Courage Center has tapped into the latest in multimedia technology to produce a virtual tour of an affordable, accessible home. The house, in suburban New Hope, was built through a partnership between Courage Center, a national rehabilitation and resource center for people with disabilities, and Twin Cities Habitat for Humanity, which works to provide affordable housing for and with low-income households. Both organizations hope to share their success and findings with consumers, assistive technology (AT) professionals, builders and policy makers.
The virtual tour, viewed on a computer, showcases the home as a viable model that others can replicate. Viewers “walk” through every room and see in detail how the home gives the owners, a couple with cerebral palsy, greater independence in daily living. More than 50 accommodations, from simple wall hooks to a high-tech lift system, are highlighted, along with features, benefits, manufacturer, contact and builder’s tips.
The tour also contains a detailed history of how two organizations with complementary areas of expertise came together for this project. Included are project goals and objectives, design modifications, accessibility features, timeline, marketing strategies, fundraising issues, donors and volunteer coordination.
A grant from The Greater Twin Cities United Way made the virtual tour possible. “United Way is committed to finding affordable housing solutions and bettering the lives of people with disabilities,” said Terri Barreiro, Community Impact Officer for United Way. “We feel this new technology can be an effective tool in doing both.”
A Prototype Initiative
In a partnership first, Courage Center and Twin Cities Habitat for Humanity combined their expertise to build the home. Courage assessed the couple’s needs for independent living. Twin Cities Habitat for Humanity led the actual construction process. Both organizations worked hand-in-hand throughout the year-long process. They plan to distribute 500 copies of the CD-ROM free-of-charge. About one-third will go to consumers.
“The significance of this home cannot be overstated,” said project consultant Jane A. Hampton, founder and president of nationally recognized Accessibility Design, a Minnesota-based firm specializing in residential and commercial design for people with disabilities. “It not only meets the needs of the new homeowners, but it provides substance for a trend.”
That trend is for greater public awareness and support for similar affordable, accessible housing initiatives for persons with disabilities.
“We hope to affect the lives of people with disabilities in this community as well as facilitate the building of accessible homes for people with disabilities on a national and international basis,” said Eric Stevens, chief executive officer of Courage Center.
“We feel that the disability community’s housing needs are underserved,” said Twin Cities Habitat for Humanity executive director, Stephen Seidel. “Many families living with disabilities find it very difficult to find decent, affordable housing. This partnership not only provides access to better housing for PWD’s, shines a light on the need for more funding for housing of this nature.”

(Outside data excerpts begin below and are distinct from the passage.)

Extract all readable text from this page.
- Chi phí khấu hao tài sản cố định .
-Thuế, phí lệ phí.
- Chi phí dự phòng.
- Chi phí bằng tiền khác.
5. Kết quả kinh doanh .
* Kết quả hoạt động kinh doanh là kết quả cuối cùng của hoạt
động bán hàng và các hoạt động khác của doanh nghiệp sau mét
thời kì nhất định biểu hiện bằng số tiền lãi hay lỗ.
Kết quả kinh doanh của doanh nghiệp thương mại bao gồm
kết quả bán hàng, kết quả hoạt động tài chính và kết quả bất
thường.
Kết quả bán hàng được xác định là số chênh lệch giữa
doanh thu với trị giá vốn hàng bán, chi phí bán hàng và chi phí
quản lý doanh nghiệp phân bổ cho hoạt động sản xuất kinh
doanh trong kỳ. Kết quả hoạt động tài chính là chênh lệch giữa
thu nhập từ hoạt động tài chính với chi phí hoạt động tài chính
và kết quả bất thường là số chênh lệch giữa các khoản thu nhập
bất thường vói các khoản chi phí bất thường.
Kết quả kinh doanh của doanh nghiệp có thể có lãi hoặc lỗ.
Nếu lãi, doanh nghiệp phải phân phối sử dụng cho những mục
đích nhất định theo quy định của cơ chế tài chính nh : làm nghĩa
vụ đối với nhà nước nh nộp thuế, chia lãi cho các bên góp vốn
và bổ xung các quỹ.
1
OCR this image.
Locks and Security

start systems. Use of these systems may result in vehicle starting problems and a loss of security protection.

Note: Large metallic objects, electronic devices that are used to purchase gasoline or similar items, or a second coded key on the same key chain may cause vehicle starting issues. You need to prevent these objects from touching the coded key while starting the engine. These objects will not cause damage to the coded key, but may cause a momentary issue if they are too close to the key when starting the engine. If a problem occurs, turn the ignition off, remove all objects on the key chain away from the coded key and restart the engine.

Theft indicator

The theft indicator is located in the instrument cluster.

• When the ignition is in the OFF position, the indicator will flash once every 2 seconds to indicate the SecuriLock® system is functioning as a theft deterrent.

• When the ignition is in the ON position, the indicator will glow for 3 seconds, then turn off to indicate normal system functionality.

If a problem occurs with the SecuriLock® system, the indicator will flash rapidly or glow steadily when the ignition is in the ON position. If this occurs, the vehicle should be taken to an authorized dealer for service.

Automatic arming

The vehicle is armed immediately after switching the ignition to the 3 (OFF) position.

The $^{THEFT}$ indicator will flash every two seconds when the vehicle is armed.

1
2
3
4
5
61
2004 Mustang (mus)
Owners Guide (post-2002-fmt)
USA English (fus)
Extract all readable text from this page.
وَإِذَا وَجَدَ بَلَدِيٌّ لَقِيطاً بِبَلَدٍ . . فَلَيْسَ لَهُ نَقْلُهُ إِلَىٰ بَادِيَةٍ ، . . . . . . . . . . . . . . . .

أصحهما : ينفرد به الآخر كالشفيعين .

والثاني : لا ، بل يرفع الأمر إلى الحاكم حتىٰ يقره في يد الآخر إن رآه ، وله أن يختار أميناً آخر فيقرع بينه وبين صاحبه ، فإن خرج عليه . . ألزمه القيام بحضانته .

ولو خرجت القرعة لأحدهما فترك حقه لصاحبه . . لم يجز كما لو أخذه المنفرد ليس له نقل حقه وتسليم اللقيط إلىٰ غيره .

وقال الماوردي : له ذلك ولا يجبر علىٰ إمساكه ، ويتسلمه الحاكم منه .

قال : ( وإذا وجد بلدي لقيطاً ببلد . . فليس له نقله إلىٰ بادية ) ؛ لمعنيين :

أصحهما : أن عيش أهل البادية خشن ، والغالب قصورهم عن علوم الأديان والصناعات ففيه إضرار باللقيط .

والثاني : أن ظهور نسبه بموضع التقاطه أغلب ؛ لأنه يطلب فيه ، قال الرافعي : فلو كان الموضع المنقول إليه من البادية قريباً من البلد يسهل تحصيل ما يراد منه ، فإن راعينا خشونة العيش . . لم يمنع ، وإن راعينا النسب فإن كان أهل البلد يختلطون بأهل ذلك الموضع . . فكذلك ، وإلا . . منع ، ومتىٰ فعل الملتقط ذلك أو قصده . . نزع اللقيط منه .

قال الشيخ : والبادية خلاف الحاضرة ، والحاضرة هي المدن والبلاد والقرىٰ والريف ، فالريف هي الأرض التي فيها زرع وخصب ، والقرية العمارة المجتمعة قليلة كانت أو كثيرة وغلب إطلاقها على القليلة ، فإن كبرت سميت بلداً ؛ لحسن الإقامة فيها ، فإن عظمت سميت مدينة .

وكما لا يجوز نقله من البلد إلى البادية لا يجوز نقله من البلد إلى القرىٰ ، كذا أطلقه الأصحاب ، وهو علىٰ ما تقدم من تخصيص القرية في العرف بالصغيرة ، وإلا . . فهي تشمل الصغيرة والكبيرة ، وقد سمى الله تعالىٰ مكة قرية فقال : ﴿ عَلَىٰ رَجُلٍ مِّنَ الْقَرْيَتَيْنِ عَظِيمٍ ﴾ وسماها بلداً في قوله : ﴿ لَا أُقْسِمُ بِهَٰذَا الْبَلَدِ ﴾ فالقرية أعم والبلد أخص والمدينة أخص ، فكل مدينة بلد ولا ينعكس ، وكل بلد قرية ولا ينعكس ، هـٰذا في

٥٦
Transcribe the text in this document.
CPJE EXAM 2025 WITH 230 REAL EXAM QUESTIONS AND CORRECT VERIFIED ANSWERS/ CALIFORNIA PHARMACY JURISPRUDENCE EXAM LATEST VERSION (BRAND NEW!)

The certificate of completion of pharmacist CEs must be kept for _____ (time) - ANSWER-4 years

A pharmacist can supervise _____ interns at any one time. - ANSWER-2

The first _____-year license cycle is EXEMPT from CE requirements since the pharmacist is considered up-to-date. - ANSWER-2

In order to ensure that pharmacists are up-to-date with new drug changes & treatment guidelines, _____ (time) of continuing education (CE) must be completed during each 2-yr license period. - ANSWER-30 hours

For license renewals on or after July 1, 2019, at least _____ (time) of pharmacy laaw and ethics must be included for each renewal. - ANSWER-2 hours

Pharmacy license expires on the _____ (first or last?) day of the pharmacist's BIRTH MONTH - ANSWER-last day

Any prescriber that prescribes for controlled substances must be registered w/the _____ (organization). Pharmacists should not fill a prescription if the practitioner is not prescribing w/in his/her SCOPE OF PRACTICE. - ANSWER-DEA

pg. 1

Affordable, Accessible Housing – We Need It
Affordable housing has long been an issue in the Twin Cities, where nearly 200,000 families can’t afford a place to live. It’s a much greater concern for persons with disabilities. For the vast majority of persons with disabilities who don’t meet the criteria for a Habitat home or who don’t have such a program available, their housing needs often go unmet.
Today, one in five Americans has a disability that affects daily living. One in ten Americans has a severe disability and needs assistance from another person or a mechanical device to live productively. With the number of Americans over age 65 on the rise, the disability factor will become even more prevalent. Even when they can afford housing, people with disabilities have limited options.
Against All Odds
In Minnesota alone there are 350 applicants for the 60 identified accessible houses in the state. Nationwide, only 7 percent of people with a disability are homeowners.
Despite these odds, the partnering organizations demonstrated that accessible housing can be affordable. The Twin Cities Habitat for Humanity acquired the vacant lot from the city for $1 and built the house for about $68,000, using mostly volunteer labor. Courage Center and Twin Cities Habitat for Humanity also collected in-kind donations for subcontractor services, materials and AT equipment that totaled about $41,000. The owners have a 30-year mortgage at 0 percent interest (0 interest mortgages are a Habitat hallmark), and the monthly payments do not exceed the federal guidelines for housing expenses of 30 percent of their income.
And They Lived …
“The virtual tour is a perfect way to educate a larger audience about what’s possible,” said Stevens. “Accessible housing is only part of the need. Assistive technology provides people with disabilities lifestyle-enhancing tools to accomplish everyday tasks on their own, from cooking meals to getting ready for a special event to relaxing with friends on the deck.”
The homeowners, Lisa Baron and Scott Dehn, couldn’t be happier. “We never thought we’d have a home of our own,” said Scott, “Much less one with all the bells and whistles that will allow us to be truly independent.” To that Lisa added, “This house is beyond our dreams.”